By  on April 15, 2011

Ralph Esmerian, once chairman of Fred Leighton, faces up to 30 years in jail after pleading guilty to three counts of fraud in connection with over $210 million in loans and the subsequent bankruptcy of the high-end jeweler.

Preet Bharara, the United States Attorney for the Southern District of New York, said Esmerian, 70, embezzled and double-pledged $48 million in jewelry and other assets that were used as collateral for loans to fund his 2006 acquisition of Leighton.

The fourth-generation jeweler acknowledged committing wire fraud, bankruptcy fraud and concealment of assets belonging to the estate of a debtor. In addition to fines that could top $750,000, he faces 20 years imprisonment on the wire fraud charge and five years each for the bankruptcy fraud and concealment charges.

Esmerian, who plead guilty in Manhattan federal court Friday and will be sentenced July 22, is nearing the end of a long fall.

Many considered the famed collector to be an ideal owner for Leighton, though he had more of an eye for jewelry than business. He borrowed at least $217 million from Merrill Lynch, Acorn Capital Group and others to acquire Leighton from its founder and looked to expand the retailer with stores in Beverly Hills and Las Vegas while growing Leighton’s watch collection and signature jewelry line.

“Hopefully the luxury market will keep up and prove to be fruitful for us,” Esmerian said at the time.

Two years later, the economy was in recession and Esmerian had fallen behind on his payments to Merrill Lynch, which wanted to auction off jewelry that he pledged as collateral.

In a dramatic confrontation in New York Supreme Court, a lawyer for Merrill Lynch said the bank could not risk a fallout in the high-end jewelry market. “They are in no position to bond that kind of exposure,” he said.

The hearing turned horse-trading session as the judge divvied up how millions of dollars of jewelry could be sold to cover the loan. But just as Christie’s was set to sell off 115 pieces, including several large, rare gemstones and French crown jewels, Esmerian put Leighton into bankruptcy protection to halt the auction.

At a day-long bankruptcy court hearing that ultimately delayed the auction, Esmerian appeared relaxed and chatted with his lawyers and reporters.
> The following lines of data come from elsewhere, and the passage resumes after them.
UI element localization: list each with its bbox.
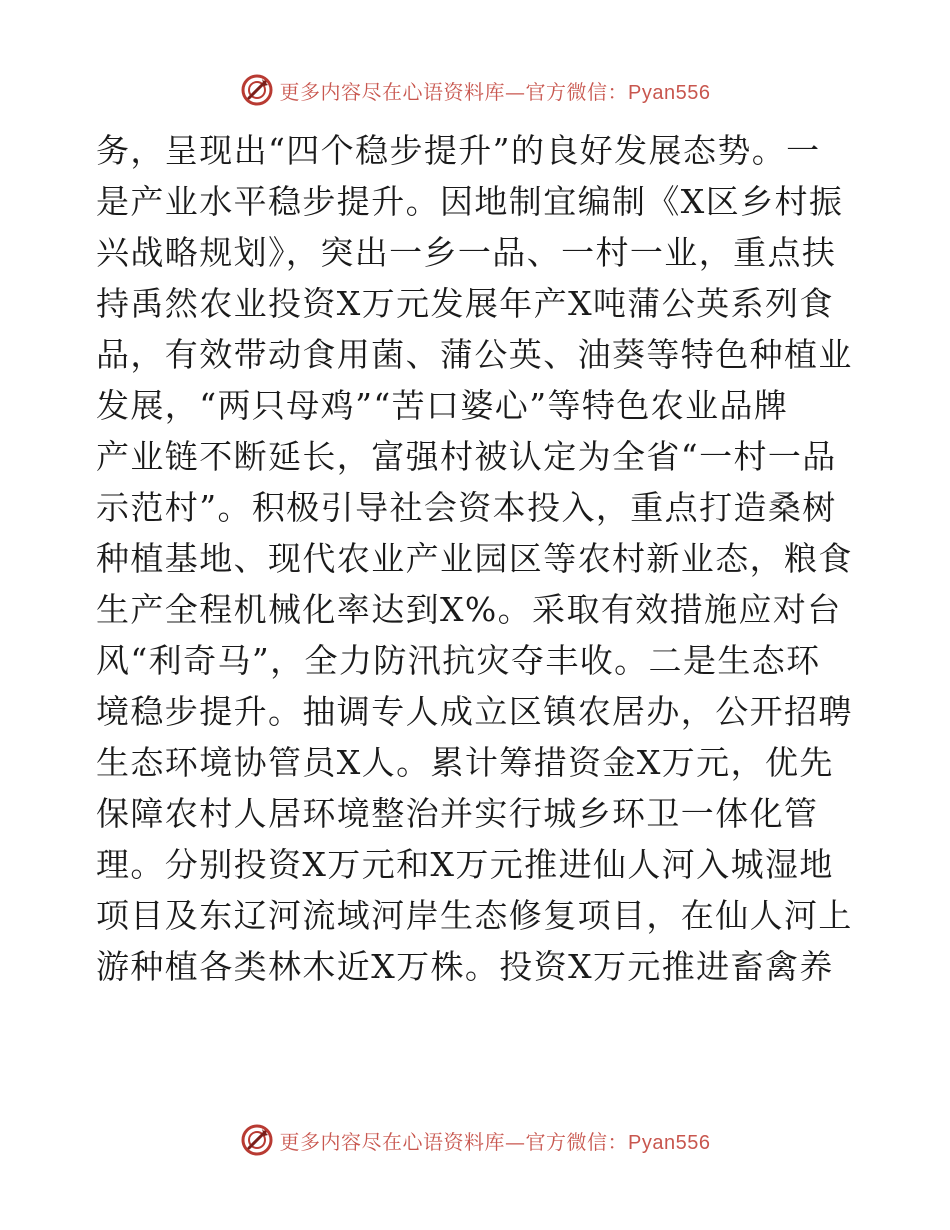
body-line-13: 生态环境协管员X人。累计筹措资金X万元，优先 (96, 743, 834, 782)
body-line-12: 境稳步提升。抽调专人成立区镇农居办，公开招聘 (96, 692, 853, 731)
body-line-4: 持禹然农业投资X万元发展年产X吨蒲公英系列食 (96, 284, 834, 323)
document-body (96, 125, 856, 992)
header-watermark-separator: — (505, 79, 526, 104)
body-line-17: 游种植各类林木近X万株。投资X万元推进畜禽养 (96, 947, 834, 986)
body-line-3: 兴战略规划》，突出一乡一品、一村一业，重点扶 (96, 233, 837, 272)
header-watermark-banner (0, 72, 950, 108)
seal-logo-icon (240, 73, 274, 107)
footer-watermark-wechat-label: 官方微信： (525, 1129, 629, 1154)
footer-watermark-main: 更多内容尽在心语资料库 (279, 1129, 506, 1154)
header-watermark-wechat-label: 官方微信： (525, 79, 629, 104)
body-line-5: 品，有效带动食用菌、蒲公英、油葵等特色种植业 (96, 335, 853, 374)
body-line-1: 务，呈现出“四个稳步提升”的良好发展态势。一 (96, 131, 821, 170)
header-watermark-wechat-id: Pyan556 (628, 81, 711, 104)
footer-watermark-text (280, 1126, 711, 1155)
body-line-11: 风“利奇马”，全力防汛抗灾夺丰收。二是生态环 (96, 641, 821, 680)
body-line-14: 保障农村人居环境整治并实行城乡环卫一体化管 (96, 794, 819, 833)
header-watermark-main: 更多内容尽在心语资料库 (279, 79, 506, 104)
header-watermark-text (280, 76, 711, 105)
body-line-15: 理。分别投资X万元和X万元推进仙人河入城湿地 (96, 845, 834, 884)
body-line-9: 种植基地、现代农业产业园区等农村新业态，粮食 (96, 539, 853, 578)
body-line-6: 发展，“两只母鸡”“苦口婆心”等特色农业品牌 (96, 386, 789, 425)
footer-watermark-wechat-id: Pyan556 (628, 1131, 711, 1154)
body-line-10: 生产全程机械化率达到X%。采取有效措施应对台 (96, 590, 842, 629)
footer-watermark-separator: — (505, 1129, 526, 1154)
body-line-2: 是产业水平稳步提升。因地制宜编制《X区乡村振 (96, 182, 844, 221)
body-line-7: 产业链不断延长，富强村被认定为全省“一村一品 (96, 437, 837, 476)
body-line-8: 示范村”。积极引导社会资本投入，重点打造桑树 (96, 488, 837, 527)
footer-watermark-banner (0, 1122, 950, 1158)
body-line-16: 项目及东辽河流域河岸生态修复项目，在仙人河上 (96, 896, 853, 935)
seal-logo-icon (240, 1123, 274, 1157)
The auction was eventually cancelled, but some pieces were sold privately by Christie’s.

According to statement from Bharara’s office, Esmerian didn’t even own some of the jewelry he used as collateral when he secured the loan from Merrill Lynch in 2006. And he continued to sell off the collateral without informing the bank. Other pieces were double-pledged, securing other loans.

The statement said “Esmerian repeatedly and systematically embezzled tens of millions [of dollars] worth of property of Fred Leighton and related debtor entities, sold that property, and kept the proceeds for himself or to pay off other debts” during the bankruptcy proceedings.

For example, Esmerian sold a 13-carat Burma ruby and diamond ring worth an estimated $2.94 million for $2 million and had the proceeds wired to his personal bank account.

Esmerian also repeatedly lied to the bankruptcy court and his creditors in sworn testimony, affidavits and other documents, the statement said.

“Ralph Esmerian’s flagrant abuse of the bankruptcy system, at the expense of the lenders who trusted him with their money and collateral, was breathtaking in scope,” said Bharara.

In 2009, Leighton was sold to a group of investors that included former Barneys New York principal Bob Pressman and jewelry firm Kwiat Enterprises.

“The guilty plea is a very sad day for Ralph Esmerian,” said Patricia Pileggi, Esmerian’s attorney and partner at Schiff Hardin. “He and his family have collected fine art and jewelry for four generations. He has now lost everything.”

Esmerian was arrested on Nov. 22 and was released on a personal recognizance bond.

“There are a number of mitigating facts that are relevant as to why he engaged in certain financial transactions,” Pileggi said. “We anticipate bringing those facts to the courts’ attention at sentencing.”